The European Union and its Member States are the largest providers of international climate finance, delivering €9.5 billion in 2013. The EU budget alone will more than double grants for climate action in developing countries by 2020 to €2 billion per year, with the European Investment Bank providing a further €2 billion per year.
Since the summer, we have seen further climate finance pledges from Europe.
Since the summer, we have seen further climate finance pledges from Europe. The UK will deliver £5.8 billion between 2016 and 2021; France will increase its annual climate finance to €5 billion by 2020; Germany will double its climate finance from 2014 levels to €4 billion of grants and €3 billion of loans a year by 2020.
This funding is already making a difference on the ground. An EU-funded programme is helping to integrate climate change into development policies in Latin America. In small island developing states and the poorest African countries, the EU is helping to reduce risks from climate-related disasters like cyclones, floods, and droughts. And €350 million from the EU budget will also support action to adapt to climate change in vulnerable countries through the Global Climate Change Alliance.
The world simply cannot fight climate change effectively without major emerging economies committing.
European Union countries have also contributed almost half of the current pledges (US$4.7 billion) to the Green Climate Fund (GCF). But we are also seeing an ever-increasing number of emerging economies contributing to the GCF. That is good news, because the changes in the world economy over the last two decades are increasingly blurring the distinction between developed and developing countries. The world simply cannot fight climate change effectively without major emerging economies committing. This is why we welcome the recent pledge from China of $3 billion to help developing countries tackle climate change.

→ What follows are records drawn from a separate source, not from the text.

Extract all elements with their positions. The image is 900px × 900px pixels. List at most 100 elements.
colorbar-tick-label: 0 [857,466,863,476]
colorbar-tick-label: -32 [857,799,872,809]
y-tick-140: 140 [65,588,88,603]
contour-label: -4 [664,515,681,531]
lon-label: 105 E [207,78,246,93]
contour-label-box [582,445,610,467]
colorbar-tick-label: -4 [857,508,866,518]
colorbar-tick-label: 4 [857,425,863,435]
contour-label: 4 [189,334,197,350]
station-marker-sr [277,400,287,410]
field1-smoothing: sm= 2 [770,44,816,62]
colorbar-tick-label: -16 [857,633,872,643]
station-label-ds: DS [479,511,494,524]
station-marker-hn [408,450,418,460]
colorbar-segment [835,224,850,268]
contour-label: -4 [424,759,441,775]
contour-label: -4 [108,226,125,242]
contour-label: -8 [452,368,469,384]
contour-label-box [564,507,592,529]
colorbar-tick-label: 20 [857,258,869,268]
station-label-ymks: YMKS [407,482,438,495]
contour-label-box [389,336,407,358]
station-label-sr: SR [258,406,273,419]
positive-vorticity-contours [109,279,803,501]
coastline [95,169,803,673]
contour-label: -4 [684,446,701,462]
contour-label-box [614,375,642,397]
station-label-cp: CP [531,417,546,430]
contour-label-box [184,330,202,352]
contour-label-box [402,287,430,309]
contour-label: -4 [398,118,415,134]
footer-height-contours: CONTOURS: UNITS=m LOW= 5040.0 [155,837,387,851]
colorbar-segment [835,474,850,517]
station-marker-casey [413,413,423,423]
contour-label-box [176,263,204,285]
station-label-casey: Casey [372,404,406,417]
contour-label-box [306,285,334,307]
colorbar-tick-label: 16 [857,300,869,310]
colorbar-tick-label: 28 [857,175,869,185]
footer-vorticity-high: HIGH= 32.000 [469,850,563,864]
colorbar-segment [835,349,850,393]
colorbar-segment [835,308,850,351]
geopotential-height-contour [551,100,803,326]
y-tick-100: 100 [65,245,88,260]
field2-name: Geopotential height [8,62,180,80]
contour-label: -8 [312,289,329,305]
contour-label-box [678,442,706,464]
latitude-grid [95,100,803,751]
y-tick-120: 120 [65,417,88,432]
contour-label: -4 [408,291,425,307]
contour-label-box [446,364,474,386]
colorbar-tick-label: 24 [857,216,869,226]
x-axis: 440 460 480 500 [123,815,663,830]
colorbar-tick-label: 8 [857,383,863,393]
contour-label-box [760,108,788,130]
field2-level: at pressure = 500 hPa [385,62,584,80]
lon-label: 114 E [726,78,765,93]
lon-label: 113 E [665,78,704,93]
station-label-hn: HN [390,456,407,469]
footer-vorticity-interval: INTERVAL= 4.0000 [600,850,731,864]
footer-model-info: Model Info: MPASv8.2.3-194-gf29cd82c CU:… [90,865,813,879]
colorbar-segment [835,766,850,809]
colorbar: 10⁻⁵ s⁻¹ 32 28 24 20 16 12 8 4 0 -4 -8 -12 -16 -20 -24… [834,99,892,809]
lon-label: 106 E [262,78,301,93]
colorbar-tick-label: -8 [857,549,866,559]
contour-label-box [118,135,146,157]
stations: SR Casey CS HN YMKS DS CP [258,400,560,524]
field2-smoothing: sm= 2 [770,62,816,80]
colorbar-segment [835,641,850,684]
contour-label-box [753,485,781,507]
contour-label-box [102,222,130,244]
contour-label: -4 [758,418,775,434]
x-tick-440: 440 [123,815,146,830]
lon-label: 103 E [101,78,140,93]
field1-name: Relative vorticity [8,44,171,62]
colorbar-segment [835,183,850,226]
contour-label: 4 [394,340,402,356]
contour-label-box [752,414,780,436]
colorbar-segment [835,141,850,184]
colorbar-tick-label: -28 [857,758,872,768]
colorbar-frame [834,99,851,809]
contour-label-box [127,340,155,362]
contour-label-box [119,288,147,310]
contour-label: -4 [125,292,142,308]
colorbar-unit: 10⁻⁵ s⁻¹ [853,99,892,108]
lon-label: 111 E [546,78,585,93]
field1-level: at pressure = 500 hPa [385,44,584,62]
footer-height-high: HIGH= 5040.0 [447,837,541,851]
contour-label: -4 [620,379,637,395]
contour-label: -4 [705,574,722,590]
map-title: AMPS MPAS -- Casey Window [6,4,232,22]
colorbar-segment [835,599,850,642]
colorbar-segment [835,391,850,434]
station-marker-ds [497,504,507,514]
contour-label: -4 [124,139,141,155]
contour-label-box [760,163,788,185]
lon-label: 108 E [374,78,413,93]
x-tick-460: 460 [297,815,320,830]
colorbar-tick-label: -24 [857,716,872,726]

Yet public funding alone will not be enough to meet the $100 billion challenge. Private investments also have a vital role to play. In some cases, just a small amount of public funding is required to trigger private investment, as we are seeing with investments in energy efficiency and renewable energy.
Our aim is to leverage as much private investment as possible by combining grants from the EU budget with loans and equity from public and private sources.

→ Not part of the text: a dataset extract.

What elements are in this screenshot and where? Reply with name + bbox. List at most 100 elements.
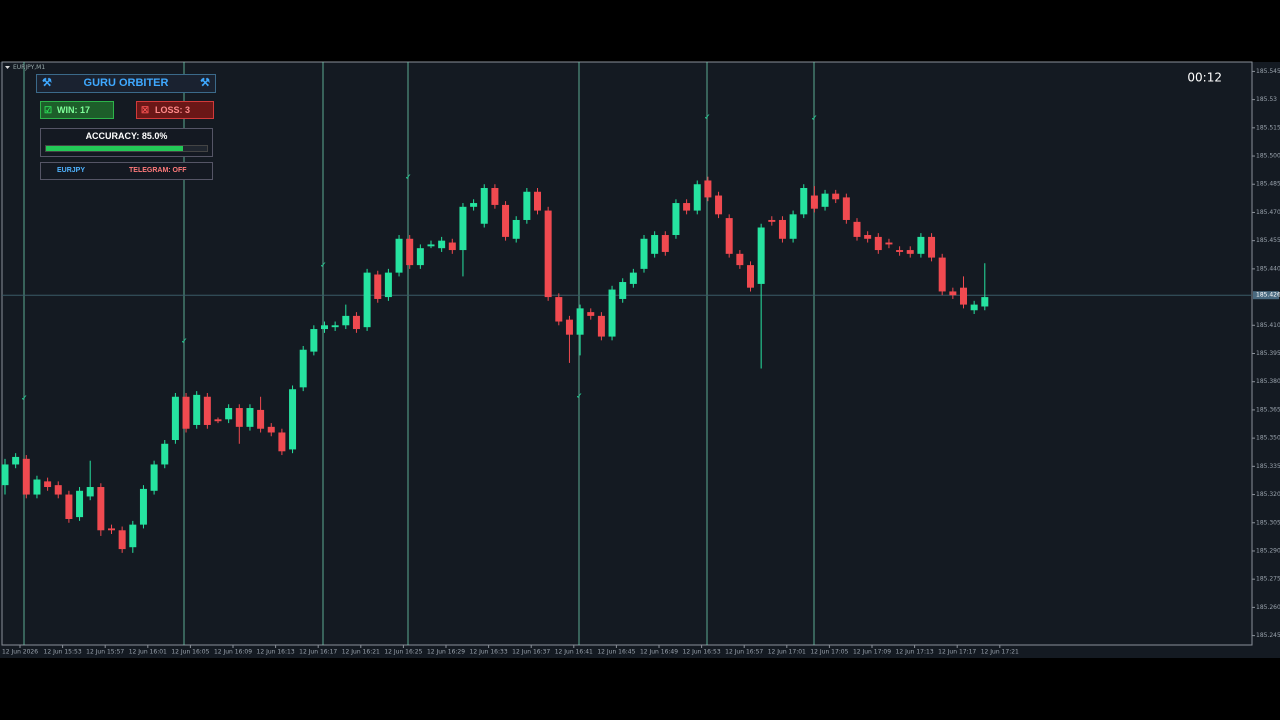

Thanks to leveraging by the EU’s regional investment facilities, since 2007 an initial €1 billion of grant funding have unlocked more than €25 billion in such investments in developing countries. Our aim is to leverage as much private investment as possible by combining grants from the EU budget with loans and equity from public and private sources.

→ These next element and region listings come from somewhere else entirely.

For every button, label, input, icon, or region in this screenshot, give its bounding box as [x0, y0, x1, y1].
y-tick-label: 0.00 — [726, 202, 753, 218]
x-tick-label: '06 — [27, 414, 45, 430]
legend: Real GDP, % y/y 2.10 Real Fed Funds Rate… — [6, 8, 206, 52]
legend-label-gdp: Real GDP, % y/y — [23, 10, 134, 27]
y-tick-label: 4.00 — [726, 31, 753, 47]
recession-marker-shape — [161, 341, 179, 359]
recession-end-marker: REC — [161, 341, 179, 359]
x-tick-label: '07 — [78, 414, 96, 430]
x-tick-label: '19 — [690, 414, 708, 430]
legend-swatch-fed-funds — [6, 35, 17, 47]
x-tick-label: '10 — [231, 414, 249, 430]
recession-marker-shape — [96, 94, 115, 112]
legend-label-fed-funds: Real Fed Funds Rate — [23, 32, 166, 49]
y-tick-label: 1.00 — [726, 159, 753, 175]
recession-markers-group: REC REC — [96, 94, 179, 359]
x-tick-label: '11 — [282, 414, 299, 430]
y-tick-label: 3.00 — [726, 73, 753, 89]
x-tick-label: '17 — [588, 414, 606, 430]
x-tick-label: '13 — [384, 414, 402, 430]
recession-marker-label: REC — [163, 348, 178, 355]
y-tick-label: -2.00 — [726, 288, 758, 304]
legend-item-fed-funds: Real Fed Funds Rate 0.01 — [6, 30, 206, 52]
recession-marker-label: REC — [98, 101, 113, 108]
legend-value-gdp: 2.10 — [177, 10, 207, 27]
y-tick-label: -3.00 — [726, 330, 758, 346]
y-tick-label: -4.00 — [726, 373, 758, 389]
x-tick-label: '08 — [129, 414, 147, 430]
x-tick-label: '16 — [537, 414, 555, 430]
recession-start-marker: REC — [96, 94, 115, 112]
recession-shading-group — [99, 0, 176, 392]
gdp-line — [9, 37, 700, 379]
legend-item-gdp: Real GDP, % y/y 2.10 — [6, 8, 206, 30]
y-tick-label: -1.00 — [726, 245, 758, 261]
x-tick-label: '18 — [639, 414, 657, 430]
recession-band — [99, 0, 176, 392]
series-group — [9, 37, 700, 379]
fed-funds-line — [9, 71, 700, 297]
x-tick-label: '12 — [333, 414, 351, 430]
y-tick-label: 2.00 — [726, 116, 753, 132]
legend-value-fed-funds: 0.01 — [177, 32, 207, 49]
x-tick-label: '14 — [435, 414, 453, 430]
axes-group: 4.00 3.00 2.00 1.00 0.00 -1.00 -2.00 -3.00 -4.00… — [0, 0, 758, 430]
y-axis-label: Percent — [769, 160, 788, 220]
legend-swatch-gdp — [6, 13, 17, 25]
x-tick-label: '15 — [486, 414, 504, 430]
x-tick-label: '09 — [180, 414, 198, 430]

All countries, whatever their income level, have a role to play in this global effort. All countries must integrate climate objectives into domestic policies and improve conditions for private investment in low-carbon economic development – such as phasing out fossil fuel subsidies. To achieve transformational change, we need to put a price on carbon. China’s plan to start its national emission trading system in 2017 shows how such incentives for low-carbon investment can be created.
And we know from our own experience that it works. What’s more, since 1990, EU emissions have fallen by 19% while our GDP has grown by 45%, proving that climate protection and economic growth can go hand in hand.
It makes good economic sense for all countries to invest in both limiting and adapting to climate change.
It makes good economic sense for all countries to invest in both limiting and adapting to climate change. We will all reap the benefits: better living standards, stronger economies and a safer and more sustainable world.
To achieve this, we need a robust agreement in Paris that provides the right signals to encourage investment in low-emission and climate-resilient infrastructure and technologies. This also needs to ensure that the investment effort is shared fairly, reflecting the economic and geopolitical realities of a changing world.
Paris is a rendezvous with responsibility that the world cannot afford to miss.
The European Commission will leave no stone unturned to help make that agreement a reality. For the sake of all of us we urge all our partners to do the same. Paris is a rendezvous with responsibility that the world cannot afford to miss.
Pierre Moscovici – Miguel Arias Cañete – Neven Mimica.